Tuesday, August 25, 2009

More on technology, this time with favour

"It's my memory. I call it my other brain," said Ms. Walmsley. "It's not a cool gadget. It's my lifeline."

So says a diagnosed amnesia sufferer, referencing her smartphone.

While many of us here at the Lair don't suffer from amnesia (well, let's just say we've not been diagnosed), I think we can identify with that. In fact, I remember a contributor of many a fine morsel at the Lair stating boldly in reference to one such device/program: "It basically runs my life."

I have to say that, as a late adopter, and as one who suffers from amnesia of a certain variety (My beloved prefers to call it squirrel syndrome), such little devices have dramatically improved my life. I'm serious. If I had a blackberry with outlook earlier in my life, I would have avoided much heartache. I'm assuming a hearty "hear hear" from the readers here familiar with my past ways.

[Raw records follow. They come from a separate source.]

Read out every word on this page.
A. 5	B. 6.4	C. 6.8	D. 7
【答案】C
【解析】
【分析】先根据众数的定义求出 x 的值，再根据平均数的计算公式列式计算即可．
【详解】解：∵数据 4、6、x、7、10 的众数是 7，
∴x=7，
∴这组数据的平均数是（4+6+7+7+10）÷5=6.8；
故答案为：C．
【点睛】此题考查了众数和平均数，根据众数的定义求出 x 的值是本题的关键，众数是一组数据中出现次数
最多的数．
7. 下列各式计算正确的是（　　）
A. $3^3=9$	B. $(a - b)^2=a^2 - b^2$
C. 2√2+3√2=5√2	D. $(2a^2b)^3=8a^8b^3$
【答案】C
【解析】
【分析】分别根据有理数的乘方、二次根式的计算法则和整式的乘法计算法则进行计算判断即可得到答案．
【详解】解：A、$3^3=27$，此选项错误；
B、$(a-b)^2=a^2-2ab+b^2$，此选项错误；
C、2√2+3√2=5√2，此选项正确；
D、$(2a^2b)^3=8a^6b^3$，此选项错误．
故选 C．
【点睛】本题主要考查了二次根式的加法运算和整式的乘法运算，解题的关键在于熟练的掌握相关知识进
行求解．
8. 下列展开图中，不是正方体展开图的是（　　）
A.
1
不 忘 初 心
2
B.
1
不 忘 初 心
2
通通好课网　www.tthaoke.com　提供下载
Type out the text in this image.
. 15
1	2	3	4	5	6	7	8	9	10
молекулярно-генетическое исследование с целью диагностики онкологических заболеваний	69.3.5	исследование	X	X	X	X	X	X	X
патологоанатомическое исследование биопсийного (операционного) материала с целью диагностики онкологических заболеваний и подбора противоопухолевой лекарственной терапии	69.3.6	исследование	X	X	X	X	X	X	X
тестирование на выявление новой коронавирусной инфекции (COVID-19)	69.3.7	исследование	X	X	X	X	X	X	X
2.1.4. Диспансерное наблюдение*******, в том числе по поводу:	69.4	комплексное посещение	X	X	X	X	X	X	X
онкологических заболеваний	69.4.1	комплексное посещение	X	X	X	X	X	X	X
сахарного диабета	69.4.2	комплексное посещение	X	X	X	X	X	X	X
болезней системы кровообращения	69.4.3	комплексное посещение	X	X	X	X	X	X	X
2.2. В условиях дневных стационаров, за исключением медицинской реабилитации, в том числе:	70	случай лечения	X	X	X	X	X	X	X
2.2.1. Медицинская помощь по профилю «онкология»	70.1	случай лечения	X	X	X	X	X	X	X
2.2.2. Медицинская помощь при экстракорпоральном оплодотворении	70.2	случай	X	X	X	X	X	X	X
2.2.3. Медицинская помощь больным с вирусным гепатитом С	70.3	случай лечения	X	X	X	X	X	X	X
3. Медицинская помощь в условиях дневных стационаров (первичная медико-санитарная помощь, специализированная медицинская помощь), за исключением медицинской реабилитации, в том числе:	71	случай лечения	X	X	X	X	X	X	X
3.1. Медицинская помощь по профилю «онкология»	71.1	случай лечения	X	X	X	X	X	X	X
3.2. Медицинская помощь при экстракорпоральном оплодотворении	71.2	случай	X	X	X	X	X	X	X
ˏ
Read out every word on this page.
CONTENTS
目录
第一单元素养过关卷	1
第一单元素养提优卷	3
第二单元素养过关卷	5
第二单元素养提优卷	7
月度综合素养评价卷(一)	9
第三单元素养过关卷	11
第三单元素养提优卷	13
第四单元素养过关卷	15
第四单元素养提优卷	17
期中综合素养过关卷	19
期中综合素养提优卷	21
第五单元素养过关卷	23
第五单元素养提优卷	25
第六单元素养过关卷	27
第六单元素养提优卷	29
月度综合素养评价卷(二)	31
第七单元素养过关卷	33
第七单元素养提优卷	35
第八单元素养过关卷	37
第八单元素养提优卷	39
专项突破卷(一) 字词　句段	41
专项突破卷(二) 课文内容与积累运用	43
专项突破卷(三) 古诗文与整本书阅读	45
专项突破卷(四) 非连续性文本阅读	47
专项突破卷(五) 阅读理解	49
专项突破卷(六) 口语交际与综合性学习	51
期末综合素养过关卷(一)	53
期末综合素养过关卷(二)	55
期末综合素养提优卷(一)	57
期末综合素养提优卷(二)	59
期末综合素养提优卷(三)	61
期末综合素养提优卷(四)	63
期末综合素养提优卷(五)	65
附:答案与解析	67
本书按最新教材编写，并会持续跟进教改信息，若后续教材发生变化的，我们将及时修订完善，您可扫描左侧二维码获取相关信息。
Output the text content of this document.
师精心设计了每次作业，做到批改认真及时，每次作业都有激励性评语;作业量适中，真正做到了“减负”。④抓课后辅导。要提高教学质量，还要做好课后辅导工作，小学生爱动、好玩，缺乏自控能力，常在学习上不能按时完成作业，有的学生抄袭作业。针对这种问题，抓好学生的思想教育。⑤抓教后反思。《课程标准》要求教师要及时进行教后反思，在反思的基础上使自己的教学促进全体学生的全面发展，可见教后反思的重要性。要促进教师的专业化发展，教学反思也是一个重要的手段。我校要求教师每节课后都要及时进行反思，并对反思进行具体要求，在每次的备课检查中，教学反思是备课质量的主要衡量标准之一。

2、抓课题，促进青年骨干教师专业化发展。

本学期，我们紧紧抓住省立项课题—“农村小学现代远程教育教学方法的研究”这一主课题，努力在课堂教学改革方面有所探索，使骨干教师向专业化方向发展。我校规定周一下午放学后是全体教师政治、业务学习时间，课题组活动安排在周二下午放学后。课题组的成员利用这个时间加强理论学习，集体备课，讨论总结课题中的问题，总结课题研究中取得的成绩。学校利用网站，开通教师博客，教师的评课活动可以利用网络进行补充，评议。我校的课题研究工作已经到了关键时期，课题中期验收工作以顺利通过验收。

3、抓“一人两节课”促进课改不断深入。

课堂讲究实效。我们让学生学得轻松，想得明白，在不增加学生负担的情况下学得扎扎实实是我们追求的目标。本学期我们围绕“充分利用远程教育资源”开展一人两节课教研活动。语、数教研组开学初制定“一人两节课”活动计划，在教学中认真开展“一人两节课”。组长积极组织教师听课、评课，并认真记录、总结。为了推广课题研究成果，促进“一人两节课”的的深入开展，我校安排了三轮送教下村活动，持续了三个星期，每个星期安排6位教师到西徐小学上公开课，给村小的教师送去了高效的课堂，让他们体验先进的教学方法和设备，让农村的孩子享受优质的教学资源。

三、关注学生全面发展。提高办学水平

Does anyone at the Lair have any examples of technology that has significantly improved their lives?

Friday, August 14, 2009

I love to tell the story


"Mistake me not," said the Cardinal, "the literature of which we are speaking—the literature of individuals, if we may call it so—is a noble art, a great, earnest and ambitious human product. But it is a human product. The divine art is the story. In the beginning was the story. At the end we shall be privileged to view, and review, it—and that is what is named the day of judgment.
"But you will remember," he remarked, as in a parenthesis and with a smile, "that the human characters in the book do come forth on the sixth day only—by that time they were bound to come, for where the story is, the characters will gather!"

h/t Culture Making

I think that there's something slightly amiss here: for some reason, I think it will be our stories that are viewed and reviewed alongside the divine story and not us who view and review the divine story, but nonetheless, I really, really appreciate this bit, and I think I'm going to try to pick up the book from the library.
Isak Dinesen, by the by, is really Karen Blixen (what a name!), of Babette's Feast and Out of Africa fame.

I'd like to ask those in the lair what they make of this, particularly with regard to how it relates to their relationships and the way in which they communicate with friends; those who recognize the divine art, and those who perhaps can't, don't, or won't see it.